Ça y est. Le bourdon de Notre-Dame a retenti, les rues sont vides, l’armée dresse des camps, le Charles De Gaulle a été touché par l’ennemi, les hôpitaux sont débordés par l’arrivée continue des blessés, on a sonné l’alarme, chacun se calfeutre. Le Président Macron l’a dit à plusieurs reprises lors de ses adresses télévisées à la Nation : c’est la guerre.
La France n’est pas la seule : Donald Trump a asséné : « It’s our big war ». Boris Johnson, le Sud Coréen Moon Jae-In, et bien d’autres chefs d’État ont également décrit dans ces termes la situation sanitaire. Pourtant, cette métaphore épargne relativement la Suisse, pays qui pourtant a mobilisé son armée dans d’importantes proportions et dont le chef d’État-major s’est exprimé plusieurs fois sur les chaînes de télévision.
Trois interrogations, donc.
La première concerne la facilité avec laquelle le terme de « guerre » est reçu. Il est vrai que nous ne ressentons pas immédiatement d’incongruité frappante, intuitivement, lorsque cette métaphore est utilisée pour la pandémie, alors qu’on pourrait s’attendre à ce que le public tique. Bien sûr, certains s’en émeuvent, mais du point de vue de l’intuition linguistique, il suffit de remarquer que si les chefs d’Etat avaient par exemple parlé de « conflit » plutôt que de « guerre », le message aurait suscité l’incompréhension. Or une guerre est par nature un conflit.
La deuxième concerne ce que l’usage de cette métaphore trahit au sujet de leurs auteurs. Certes on peut identifier assez facilement les bénéfices communicationnels escomptés, mais on peut alors se demander pourquoi ces bénéfices étaient eux-mêmes recherchés.
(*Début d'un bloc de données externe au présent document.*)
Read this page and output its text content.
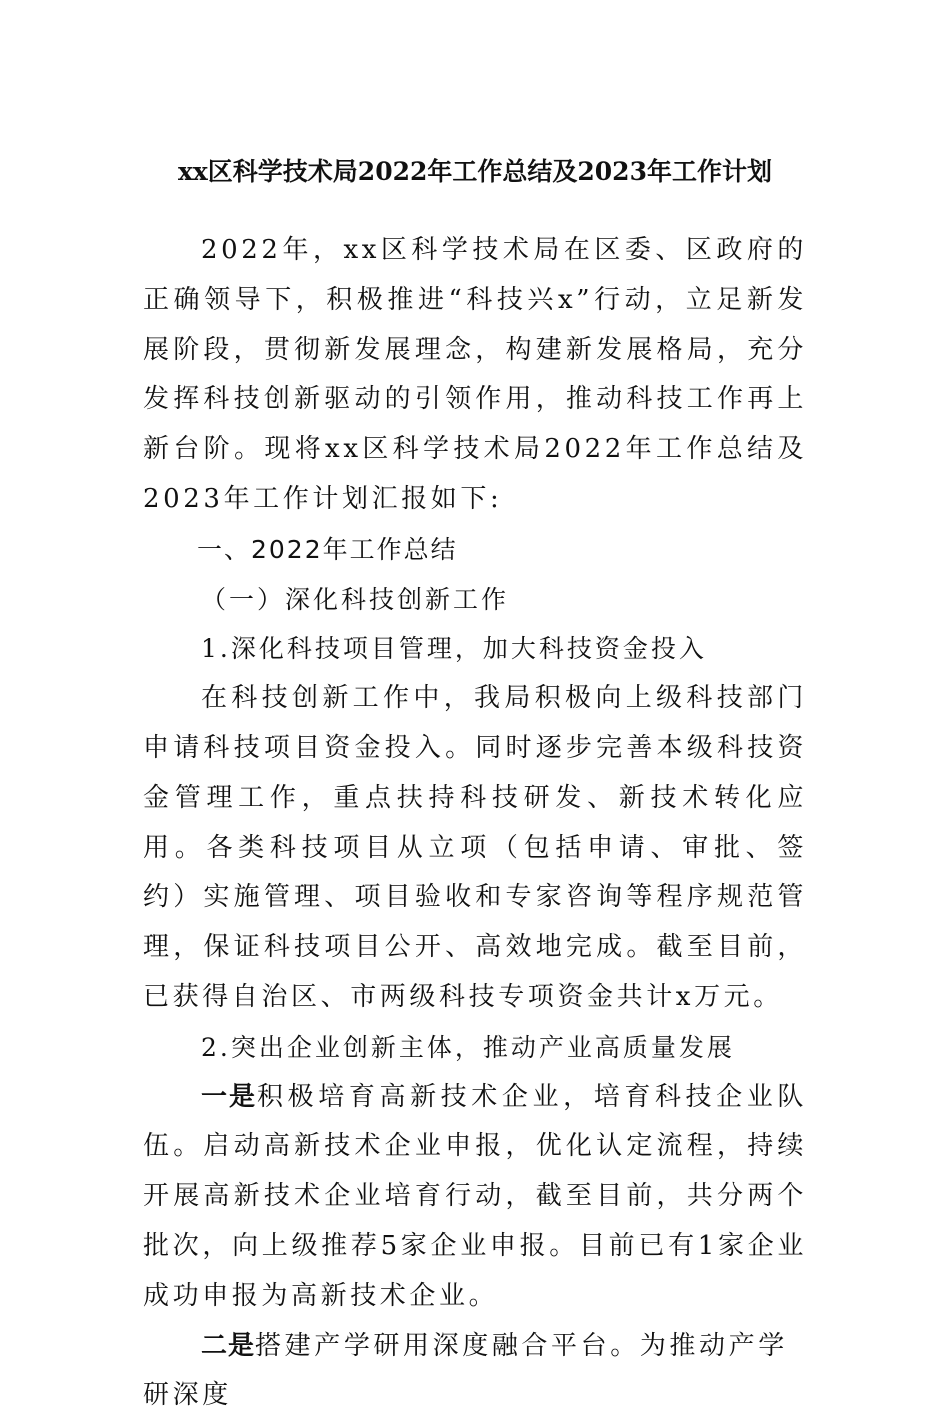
xx区科学技术局2022年工作总结及2023年工作计划

2022年，xx区科学技术局在区委、区政府的正确领导下，积极推进“科技兴x”行动，立足新发展阶段，贯彻新发展理念，构建新发展格局，充分发挥科技创新驱动的引领作用，推动科技工作再上新台阶。现将xx区科学技术局2022年工作总结及2023年工作计划汇报如下:

一、2022年工作总结

（一）深化科技创新工作

1.深化科技项目管理，加大科技资金投入

在科技创新工作中，我局积极向上级科技部门申请科技项目资金投入。同时逐步完善本级科技资金管理工作，重点扶持科技研发、新技术转化应用。各类科技项目从立项（包括申请、审批、签约）实施管理、项目验收和专家咨询等程序规范管理，保证科技项目公开、高效地完成。截至目前，已获得自治区、市两级科技专项资金共计x万元。

2.突出企业创新主体，推动产业高质量发展

一是积极培育高新技术企业，培育科技企业队伍。启动高新技术企业申报，优化认定流程，持续开展高新技术企业培育行动，截至目前，共分两个批次，向上级推荐5家企业申报。目前已有1家企业成功申报为高新技术企业。

二是搭建产学研用深度融合平台。为推动产学研深度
La troisième concerne la Suisse : pourquoi la métaphore de la guerre est-elle peu présente dans ce pays ? La réponse tient à plusieurs facteurs, que l’on peut penser identifier, mais une élaboration précise est sans doute à remettre à plus tard.
Concentrons-nous essentiellement donc sur les deux premières.
Dans les centres-villes, l’ambiance est plutôt morose ces derniers jours. Certes par beau temps des promeneurs plus ou moins masqués tournicotent par les rues ou les parcs encore ouverts mais veillent à ne pas croiser de trop près leurs congénères, tous suspects potentiels d’être des infiltrés, des chevaux de Troie de l’ennemi. Seuls bruits : non pas des bombes pourtant mais des ambulances qui passent à un rythme un peu trop soutenu. Guerre essentiellement silencieuse ; s’il s’agit d’une guerre, c’est la « drôle de guerre ».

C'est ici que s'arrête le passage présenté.